Les organisateurs sont convenus de se retrouver mercredi prochain 30 janvier pour faire un nouveau point et pour décider de l’élargissement des actions, si la fillette n’était pas libérée à cette date.

Dans ce cas, on ne pourrait plus parler d’un dysfonctionnement dans un service de police, mais du fait que les plus hautes autorités éthiopiennes couvrent le scandale et qu’elles font peu de cas des droits des enfants et des droits des réfugiés, contrairement à leurs engagements internationaux.

Le principe d’une nouvelle manifestation de plus grande ampleur a été proposé pour le jeudi 7 à 17 h 30 au même endroit. La décision sera prise ce mercredi.

28/01/08 (B432) AP / Somalie : trois morts dont deux médecins français et kenyan de MSF-Pays-Bas dans l’explosion d’une mine terrestre (Info lectrice)

Deux médecins, un Français et un Kenyan, de la branche néerlandaise de Médecins sans Frontières (MSF) et un Somalien travaillant pour cette organisation humanitaire ont été tués lundi dans l’explosion d’une mine terrestre au passage de leur véhicule à Kismayo, dans le sud de la Somalie, a annoncé la police.

Un troisième médecin étranger dont la nationalité n’a pas été précisée et trois autres Somaliens ont été blessés.

Un premier bilan faisait état de trois médecins tués.

Toutes les victimes travaillaient pour la branche néerlandaise de MSF, a précisé Ibrahim Kalif Shanfol, le chef de la police de Kismayo. Il a ajouté que les médecins tués étaient originaires de France et du Kenya.

Mohamed Abdirahman, qui travaille à l’hôpital de la ville somalienne, avait, lui, déclaré que les médecins étaient originaires des Pays-Bas, de Grande-Bretagne et du Kenya.

28/01/08 (B432) REUTERS Quatre morts dans un attentat près de Kismayu, en Somalie (Info lectrice)

KISMAYO, Somalie (Reuters) – Deux Somaliens et deux employés étrangers – un Français et un Kényan – de la branche néerlandaise de Médecins sans frontières ont été tués lundi par l’explosion d’une bombe au passage de leur véhicule près du port somalien de Kismayo, rapportent des témoins.

« Un chauffeur somalien et deux étrangers, un médecin kényan et un logisticien français, ont été tués sur le coup par l’explosion », a déclaré à Reuters Abdi Adan Duale, un infirmier travaillant pour MSF à Kismayo.

Il a ajouté qu’un journaliste somalien qui se trouvait à proximité avait été tué par des éclats.

Un correspondant de Reuters a vu trois cadavres dans le véhicule.

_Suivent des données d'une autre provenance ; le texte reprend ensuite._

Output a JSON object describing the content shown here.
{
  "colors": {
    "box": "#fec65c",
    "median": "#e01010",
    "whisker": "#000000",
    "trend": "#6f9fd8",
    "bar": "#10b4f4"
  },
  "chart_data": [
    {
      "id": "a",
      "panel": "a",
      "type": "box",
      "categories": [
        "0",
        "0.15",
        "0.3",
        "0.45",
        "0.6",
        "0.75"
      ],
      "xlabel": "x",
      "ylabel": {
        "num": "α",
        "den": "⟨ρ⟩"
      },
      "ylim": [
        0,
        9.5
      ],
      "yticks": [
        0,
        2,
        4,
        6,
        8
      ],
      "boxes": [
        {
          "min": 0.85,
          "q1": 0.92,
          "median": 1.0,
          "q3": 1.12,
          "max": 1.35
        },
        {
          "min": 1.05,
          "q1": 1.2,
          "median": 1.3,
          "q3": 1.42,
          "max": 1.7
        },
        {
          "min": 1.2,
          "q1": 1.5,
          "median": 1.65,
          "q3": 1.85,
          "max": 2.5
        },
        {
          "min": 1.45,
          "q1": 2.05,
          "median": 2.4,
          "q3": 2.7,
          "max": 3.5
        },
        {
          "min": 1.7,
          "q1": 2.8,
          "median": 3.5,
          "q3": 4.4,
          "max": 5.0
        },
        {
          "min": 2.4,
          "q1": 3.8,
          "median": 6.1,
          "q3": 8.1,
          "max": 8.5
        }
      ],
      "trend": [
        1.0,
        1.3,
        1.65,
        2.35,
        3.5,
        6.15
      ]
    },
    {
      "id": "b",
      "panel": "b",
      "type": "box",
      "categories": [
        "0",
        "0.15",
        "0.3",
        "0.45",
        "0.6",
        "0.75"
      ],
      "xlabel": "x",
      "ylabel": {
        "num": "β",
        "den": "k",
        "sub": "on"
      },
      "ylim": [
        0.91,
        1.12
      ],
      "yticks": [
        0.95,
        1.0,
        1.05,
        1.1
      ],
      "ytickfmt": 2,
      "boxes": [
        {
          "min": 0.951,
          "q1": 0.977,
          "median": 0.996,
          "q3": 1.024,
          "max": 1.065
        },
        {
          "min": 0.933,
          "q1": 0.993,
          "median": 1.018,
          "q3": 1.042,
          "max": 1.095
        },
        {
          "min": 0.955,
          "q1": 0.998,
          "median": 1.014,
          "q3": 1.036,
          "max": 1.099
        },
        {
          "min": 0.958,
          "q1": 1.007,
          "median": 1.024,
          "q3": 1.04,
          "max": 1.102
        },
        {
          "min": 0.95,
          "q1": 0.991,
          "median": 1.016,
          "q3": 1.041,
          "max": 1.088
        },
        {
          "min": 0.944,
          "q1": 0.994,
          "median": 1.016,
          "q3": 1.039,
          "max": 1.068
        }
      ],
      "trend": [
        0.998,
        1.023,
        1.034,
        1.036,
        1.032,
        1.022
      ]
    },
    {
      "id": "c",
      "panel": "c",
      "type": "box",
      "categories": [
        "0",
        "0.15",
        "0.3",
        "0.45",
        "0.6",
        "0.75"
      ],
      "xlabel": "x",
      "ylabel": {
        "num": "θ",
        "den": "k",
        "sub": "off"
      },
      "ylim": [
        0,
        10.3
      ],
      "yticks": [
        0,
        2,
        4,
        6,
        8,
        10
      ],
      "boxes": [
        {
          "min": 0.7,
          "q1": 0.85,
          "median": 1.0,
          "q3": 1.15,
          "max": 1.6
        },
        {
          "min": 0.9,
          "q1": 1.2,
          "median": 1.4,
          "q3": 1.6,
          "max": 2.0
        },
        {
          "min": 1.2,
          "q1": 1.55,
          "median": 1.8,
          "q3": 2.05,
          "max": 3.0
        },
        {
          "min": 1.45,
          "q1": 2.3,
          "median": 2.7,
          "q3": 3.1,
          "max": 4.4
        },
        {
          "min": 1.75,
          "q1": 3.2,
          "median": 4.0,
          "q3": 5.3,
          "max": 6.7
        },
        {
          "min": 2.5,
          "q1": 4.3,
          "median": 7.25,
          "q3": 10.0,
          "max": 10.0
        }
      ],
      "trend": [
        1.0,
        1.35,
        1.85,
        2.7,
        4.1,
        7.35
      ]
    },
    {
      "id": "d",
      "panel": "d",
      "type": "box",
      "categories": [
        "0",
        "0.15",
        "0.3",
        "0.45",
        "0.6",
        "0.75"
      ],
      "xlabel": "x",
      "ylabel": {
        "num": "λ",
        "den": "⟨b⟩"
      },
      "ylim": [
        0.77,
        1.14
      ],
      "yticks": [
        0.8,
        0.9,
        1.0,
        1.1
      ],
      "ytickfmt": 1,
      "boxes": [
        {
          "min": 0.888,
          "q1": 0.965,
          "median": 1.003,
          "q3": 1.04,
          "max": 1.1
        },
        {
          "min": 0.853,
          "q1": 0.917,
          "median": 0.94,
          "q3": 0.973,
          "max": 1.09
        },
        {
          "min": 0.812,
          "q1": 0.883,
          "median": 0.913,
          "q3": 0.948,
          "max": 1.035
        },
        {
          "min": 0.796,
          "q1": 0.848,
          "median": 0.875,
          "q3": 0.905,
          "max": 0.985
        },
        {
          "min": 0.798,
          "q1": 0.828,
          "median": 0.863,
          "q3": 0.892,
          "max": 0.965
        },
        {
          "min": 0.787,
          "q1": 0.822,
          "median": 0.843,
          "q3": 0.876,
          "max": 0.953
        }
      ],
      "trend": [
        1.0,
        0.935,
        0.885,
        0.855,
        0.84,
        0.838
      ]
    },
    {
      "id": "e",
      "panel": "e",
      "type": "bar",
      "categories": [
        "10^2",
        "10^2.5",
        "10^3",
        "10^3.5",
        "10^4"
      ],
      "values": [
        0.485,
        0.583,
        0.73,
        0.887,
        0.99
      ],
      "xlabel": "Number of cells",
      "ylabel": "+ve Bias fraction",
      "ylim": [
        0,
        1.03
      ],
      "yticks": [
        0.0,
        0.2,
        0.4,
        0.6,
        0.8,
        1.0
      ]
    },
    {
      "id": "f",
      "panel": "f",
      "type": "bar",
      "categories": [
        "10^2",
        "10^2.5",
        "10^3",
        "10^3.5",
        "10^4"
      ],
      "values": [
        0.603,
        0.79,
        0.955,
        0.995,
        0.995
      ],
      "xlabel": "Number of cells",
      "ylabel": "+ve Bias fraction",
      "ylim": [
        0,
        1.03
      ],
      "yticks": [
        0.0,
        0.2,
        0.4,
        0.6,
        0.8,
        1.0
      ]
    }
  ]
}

« Nous ne pouvons que confirmer un grave incident survenu à Kismayo et notre équipe opérant sur place a été affectée, mais nous ne pouvons confirmer aucun détail pour le moment (…) Il s’agit de la branche néerlandaise de MSF », a déclaré à Reuters Susan Sanders, porte-parole de MSF à Nairobi.

Kismayo, port stratégique, est contrôlé par un clan local et n’est pas sous l’autorité du gouvernement intérimaire.

La ville est relativement calme par rapport à Mogadiscio, la capitale, où les forces gouvernementales soutenues par l’armée éthiopienne combattent les activistes islamistes.

Sahra Abdi Ahmed et Guled Mohamed,
version française Jean-Stéphane Brosse et Nicole Dupont

28/01/08 (B432) ALERTE ROUGE / Grâce au réseau associatif qui se met en place pour sauver Hasna, nous recevons des informations fiables et récente.

Ces informations nous ont été transmises par le Président de l’AFED qui multiplie les contacts pour sauver Hasna de l’enfer dans lequel elle a été plongé.

Le père d’Hasna a pu lui rendre visite à la Prison d’Addis Abeba où il l’a trouvé en meilleure forme physique, mais dans un état psychologique alarmant. La fillette a confirmé avoir été violée puis incarcérée, sans qu’elle en comprenne les raisons.

L’Ambassade d’Ethiopie, interrogée, maintient sa position et refuse d’admettre que le rapport de Police ait pu être « arrangé » par de sinistres individus, qui pourraient maintenant menacer, en plus , les réfugiés djiboutiens.

Le combat continue pour qu’elle soit libérée, car il y a beaucoup de points qui sont inexactes (âge, état-civil) et d’allégations non justifiées dans le rapport de Police. A 12 ans, Hasna n’a pas atteint et de loin la majorité pénale en Ethiopie.

Comme nous l’avons écrit le Comité de soutien se réunira ce mercredi pour prendre les décisions qui s’imposent et en particulier l’amplification de la communication et des actions.